The disease has been on the rise since 2014, but experts have so far failed to find a reason for the recent increase.
Doctors are urging the public to be aware of symptoms, which include a rosy rash, and seek help from their GP.
Data for 2017 suggests the rate may be falling, but experts remain cautious, saying it is “too early to tell”.
The bacterial disease, though highly contagious, is not usually serious and can be treated with antibiotics.
It is most common among children under 10.
A joint investigation by public health authorities from across England and Wales found that the incidence of scarlet fever tripled between 2013 and 2014, rising from 4,700 cases to 15,637 cases.
In 2016, there were 19,206 reported cases, the highest level since 1967.
The majority of the outbreaks were in England.
“We are concerned – it’s quite a dramatic rise,” said Dr Theresa Lamagni, head of streptococcal surveillance at Public Health England, who led the study.
“We’ve always seen cases of scarlet fever – it’s just the scale in the past has been much lower than the last few years.”
Scarlet fever is caused by bacteria known as group A streptococcus, and it is spread through close contact with people carrying the organism – often in the throat – or through contact with objects and surfaces contaminated with the bacterium.
Symptoms include a sore throat, headache and fever, accompanied by a red rash that is rough to the touch (sometimes described as ‘like sandpaper’).
Scarlet fever was a common cause of death in the Victorian era, but had largely been in decline since the introduction of antibiotics.
However, prompt treatment remains essential to prevent both the spread of the disease and the risk of further complications such as pneumonia and liver damage.
Anyone diagnosed with scarlet fever is advised to stay at home until at least 24 hours after the start of treatment to avoid passing on the infection.
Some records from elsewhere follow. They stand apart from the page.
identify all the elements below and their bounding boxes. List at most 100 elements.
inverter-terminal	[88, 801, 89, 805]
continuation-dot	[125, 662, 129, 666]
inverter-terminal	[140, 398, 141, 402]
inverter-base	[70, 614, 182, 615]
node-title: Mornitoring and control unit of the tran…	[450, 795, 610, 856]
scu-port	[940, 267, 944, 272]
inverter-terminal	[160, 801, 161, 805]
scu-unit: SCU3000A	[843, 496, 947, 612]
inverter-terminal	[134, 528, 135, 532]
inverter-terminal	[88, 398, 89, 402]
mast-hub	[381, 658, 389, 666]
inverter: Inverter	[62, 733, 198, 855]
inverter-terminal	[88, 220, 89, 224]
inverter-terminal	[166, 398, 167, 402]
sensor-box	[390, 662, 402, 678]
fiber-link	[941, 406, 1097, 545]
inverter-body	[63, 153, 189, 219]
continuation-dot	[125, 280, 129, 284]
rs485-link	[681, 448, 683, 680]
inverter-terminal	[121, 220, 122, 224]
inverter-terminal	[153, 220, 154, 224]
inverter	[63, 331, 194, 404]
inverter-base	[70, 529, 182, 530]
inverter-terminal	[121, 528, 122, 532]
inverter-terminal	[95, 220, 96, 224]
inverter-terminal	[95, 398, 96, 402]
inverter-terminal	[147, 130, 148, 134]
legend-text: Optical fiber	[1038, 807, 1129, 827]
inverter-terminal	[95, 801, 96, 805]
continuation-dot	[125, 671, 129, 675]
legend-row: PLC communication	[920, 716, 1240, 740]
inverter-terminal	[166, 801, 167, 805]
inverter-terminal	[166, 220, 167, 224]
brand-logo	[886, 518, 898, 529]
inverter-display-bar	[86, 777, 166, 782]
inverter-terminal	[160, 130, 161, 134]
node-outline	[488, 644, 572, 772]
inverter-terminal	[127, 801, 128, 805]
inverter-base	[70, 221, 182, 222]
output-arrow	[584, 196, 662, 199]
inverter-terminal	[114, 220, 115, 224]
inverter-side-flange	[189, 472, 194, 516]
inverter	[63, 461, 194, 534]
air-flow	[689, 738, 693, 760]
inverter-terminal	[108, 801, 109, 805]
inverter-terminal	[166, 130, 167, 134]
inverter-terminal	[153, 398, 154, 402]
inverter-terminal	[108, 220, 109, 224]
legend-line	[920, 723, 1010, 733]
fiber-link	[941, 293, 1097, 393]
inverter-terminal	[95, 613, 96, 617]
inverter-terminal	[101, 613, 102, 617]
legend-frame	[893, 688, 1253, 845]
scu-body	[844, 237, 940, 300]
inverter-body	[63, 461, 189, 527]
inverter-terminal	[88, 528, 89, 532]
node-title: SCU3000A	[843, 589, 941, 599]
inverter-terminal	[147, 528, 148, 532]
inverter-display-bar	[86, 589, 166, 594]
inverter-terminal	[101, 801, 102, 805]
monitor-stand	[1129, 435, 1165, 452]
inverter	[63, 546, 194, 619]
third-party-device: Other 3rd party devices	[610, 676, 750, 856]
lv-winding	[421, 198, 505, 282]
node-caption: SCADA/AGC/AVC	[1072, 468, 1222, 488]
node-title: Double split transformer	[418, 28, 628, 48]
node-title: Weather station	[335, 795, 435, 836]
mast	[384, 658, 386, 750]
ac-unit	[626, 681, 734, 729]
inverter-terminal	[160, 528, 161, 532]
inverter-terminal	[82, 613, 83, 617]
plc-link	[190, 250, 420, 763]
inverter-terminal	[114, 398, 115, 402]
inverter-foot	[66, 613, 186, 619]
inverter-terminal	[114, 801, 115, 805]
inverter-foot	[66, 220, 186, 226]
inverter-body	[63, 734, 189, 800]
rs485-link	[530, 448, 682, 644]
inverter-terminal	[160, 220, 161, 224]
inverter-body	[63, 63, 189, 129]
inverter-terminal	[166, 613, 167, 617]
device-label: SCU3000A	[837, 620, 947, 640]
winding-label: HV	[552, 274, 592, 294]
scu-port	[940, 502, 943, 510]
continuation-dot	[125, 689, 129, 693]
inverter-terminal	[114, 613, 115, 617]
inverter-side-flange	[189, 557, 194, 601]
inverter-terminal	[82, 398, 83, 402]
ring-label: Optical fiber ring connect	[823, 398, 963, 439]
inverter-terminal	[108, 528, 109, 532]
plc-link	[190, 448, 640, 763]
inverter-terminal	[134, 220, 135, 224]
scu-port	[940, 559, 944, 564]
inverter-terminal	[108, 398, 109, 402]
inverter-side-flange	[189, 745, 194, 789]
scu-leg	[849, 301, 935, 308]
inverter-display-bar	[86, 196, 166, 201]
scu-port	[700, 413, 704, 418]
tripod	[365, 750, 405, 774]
There is no vaccine against the disease and all cases must be reported by doctors to the local health authority.
Dr Lamagni described the soaring number of cases of scarlet fever as “baffling”, adding that no underlying causes had been identified.
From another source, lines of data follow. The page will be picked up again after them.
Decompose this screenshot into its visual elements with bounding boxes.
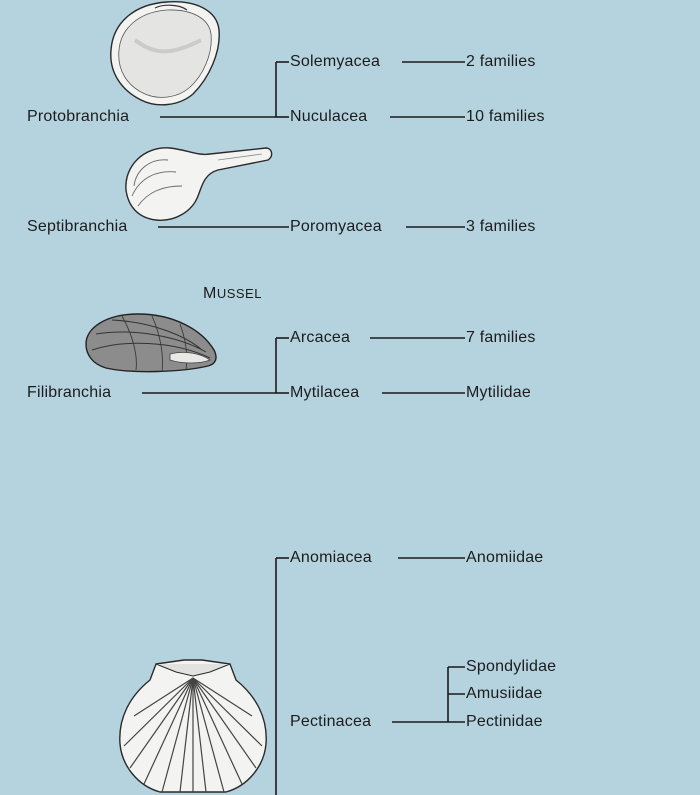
family-anomiidae: Anomiidae (466, 549, 544, 566)
group-label-filibranchia: Filibranchia (27, 384, 112, 401)
family-pectinidae: Pectinidae (466, 713, 543, 730)
mussel-caption-rest: USSEL (216, 286, 262, 301)
mussel-shell-icon (85, 313, 217, 373)
families-solemyacea: 2 families (466, 53, 536, 70)
mussel-caption-initial: M (203, 285, 217, 302)
mussel-caption: MUSSEL (203, 285, 262, 303)
families-poromyacea: 3 families (466, 218, 536, 235)
families-nuculacea: 10 families (466, 108, 545, 125)
superfamily-label-arcacea: Arcacea (290, 329, 351, 346)
dipper-clam-shell-icon (125, 147, 273, 221)
superfamily-label-nuculacea: Nuculacea (290, 108, 368, 125)
families-arcacea: 7 families (466, 329, 536, 346)
group-label-septibranchia: Septibranchia (27, 218, 128, 235)
family-amusiidae: Amusiidae (466, 685, 543, 702)
superfamily-label-pectinacea: Pectinacea (290, 713, 372, 730)
superfamily-label-anomiacea: Anomiacea (290, 549, 372, 566)
nut-clam-shell-icon (110, 1, 220, 106)
family-mytilidae: Mytilidae (466, 384, 531, 401)
family-spondylidae: Spondylidae (466, 658, 557, 675)
scallop-shell-icon (119, 659, 267, 793)
superfamily-label-solemyacea: Solemyacea (290, 53, 381, 70)
group-label-protobranchia: Protobranchia (27, 108, 130, 125)
superfamily-label-poromyacea: Poromyacea (290, 218, 382, 235)
superfamily-label-mytilacea: Mytilacea (290, 384, 360, 401)
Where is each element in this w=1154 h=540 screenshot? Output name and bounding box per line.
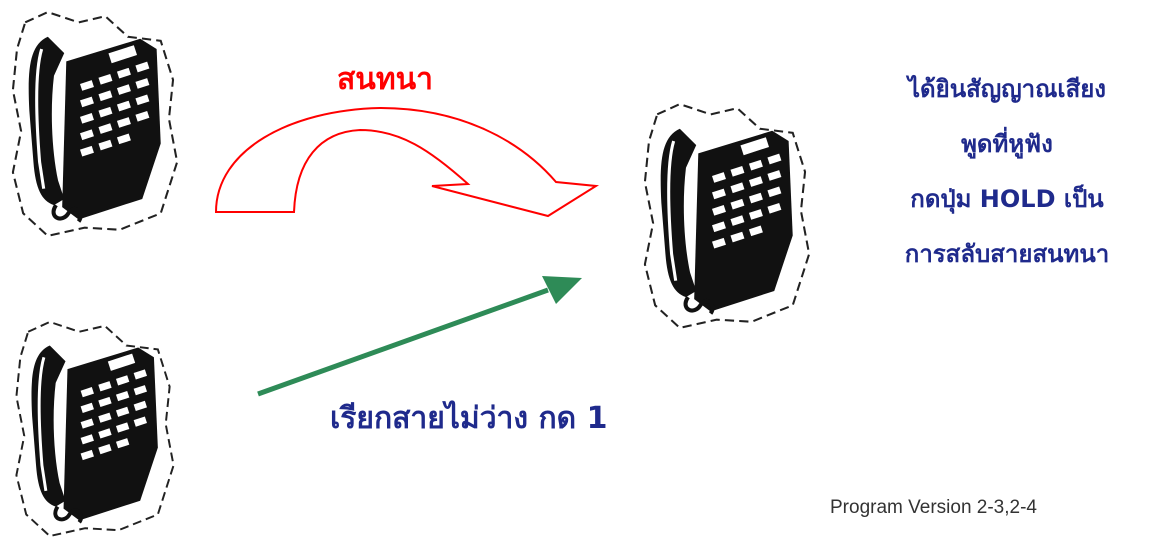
- busy-call-label: เรียกสายไม่ว่าง กด 1: [330, 401, 608, 436]
- talk-label: สนทนา: [337, 62, 433, 97]
- talk-arrow: [214, 106, 600, 218]
- instruction-line: ได้ยินสัญญาณเสียง: [907, 75, 1107, 103]
- busy-call-arrowhead: [542, 276, 582, 304]
- program-version: Program Version 2-3,2-4: [830, 497, 1037, 518]
- instruction-line: กดปุ่ม HOLD เป็น: [910, 185, 1104, 213]
- instruction-line: พูดที่หูฟัง: [961, 130, 1053, 158]
- instruction-text: ได้ยินสัญญาณเสียง พูดที่หูฟัง กดปุ่ม HOL…: [862, 62, 1152, 282]
- instruction-line: การสลับสายสนทนา: [904, 240, 1110, 268]
- busy-call-arrow: [257, 287, 549, 397]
Molecular genetic testing has ruled out a newly emerged strain of the infection, nor was there any suggestion that the disease had become resistant to the penicillin normally used to treat it.
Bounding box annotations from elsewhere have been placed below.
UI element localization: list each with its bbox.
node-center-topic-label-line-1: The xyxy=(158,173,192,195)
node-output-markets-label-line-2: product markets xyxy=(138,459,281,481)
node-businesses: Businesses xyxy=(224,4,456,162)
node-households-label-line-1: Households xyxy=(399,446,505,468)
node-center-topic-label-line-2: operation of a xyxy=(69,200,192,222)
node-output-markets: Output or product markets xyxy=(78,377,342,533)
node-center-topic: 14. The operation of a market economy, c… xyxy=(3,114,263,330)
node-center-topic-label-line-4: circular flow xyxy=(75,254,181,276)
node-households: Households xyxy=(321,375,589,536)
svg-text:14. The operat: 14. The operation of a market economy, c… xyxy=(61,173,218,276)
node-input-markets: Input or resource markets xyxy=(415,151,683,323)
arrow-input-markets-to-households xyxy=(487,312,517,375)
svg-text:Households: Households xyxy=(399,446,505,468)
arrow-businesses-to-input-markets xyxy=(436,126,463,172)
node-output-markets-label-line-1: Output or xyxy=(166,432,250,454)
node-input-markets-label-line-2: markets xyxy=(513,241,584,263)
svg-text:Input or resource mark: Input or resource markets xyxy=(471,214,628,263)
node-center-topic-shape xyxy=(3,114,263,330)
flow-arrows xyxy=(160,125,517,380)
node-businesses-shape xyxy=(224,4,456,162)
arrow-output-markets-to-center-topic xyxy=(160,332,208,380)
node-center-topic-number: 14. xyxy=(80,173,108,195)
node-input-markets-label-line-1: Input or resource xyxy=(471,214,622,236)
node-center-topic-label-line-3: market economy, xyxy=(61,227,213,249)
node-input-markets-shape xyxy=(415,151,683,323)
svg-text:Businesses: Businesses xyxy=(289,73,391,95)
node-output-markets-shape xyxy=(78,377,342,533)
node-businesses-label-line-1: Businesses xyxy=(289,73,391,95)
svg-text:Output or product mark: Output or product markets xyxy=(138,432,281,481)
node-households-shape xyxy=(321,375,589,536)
She stressed that cases of the disease are “not any more serious than previously – it’s just a question of scale”.
Several countries in East Asia have also reported an escalation over the past five years, including Vietnam, China, South Korea, and Hong Kong – but there appears to be “no clear connection” between them and England.
Typically, natural cyclical patterns of scarlet fever incidence occur every four to six years – the dip in 2017 suggests the cycle may have peaked in 2016.
Dr Lamagni said the “slight decrease” in the number of cases in England this year might suggest we have “turned a corner”, but she said the number of cases “remained high”.
A total of 620 outbreaks of the illness were reported in 2016, mostly in schools and nurseries.
About one in 40 cases is admitted to hospital, although just over half are discharged the same day.
“We encourage parents to be aware of the symptoms of scarlet fever and to contact their GP if they think their child might have it,” said Dr Lamagni.
In Scotland, scarlet fever is more difficult to track because doctors are no longer obliged to notify their local health authority of any outbreak.
“We use upper respiratory tract group A streptococcal laboratory detections, the bacteria that causes scarlet fever, as an indicator of the level of scarlet fever in the community,” an NHS Scotland spokesman said.
“These bacteria are currently slightly higher than expected levels for this time of year in Scotland.”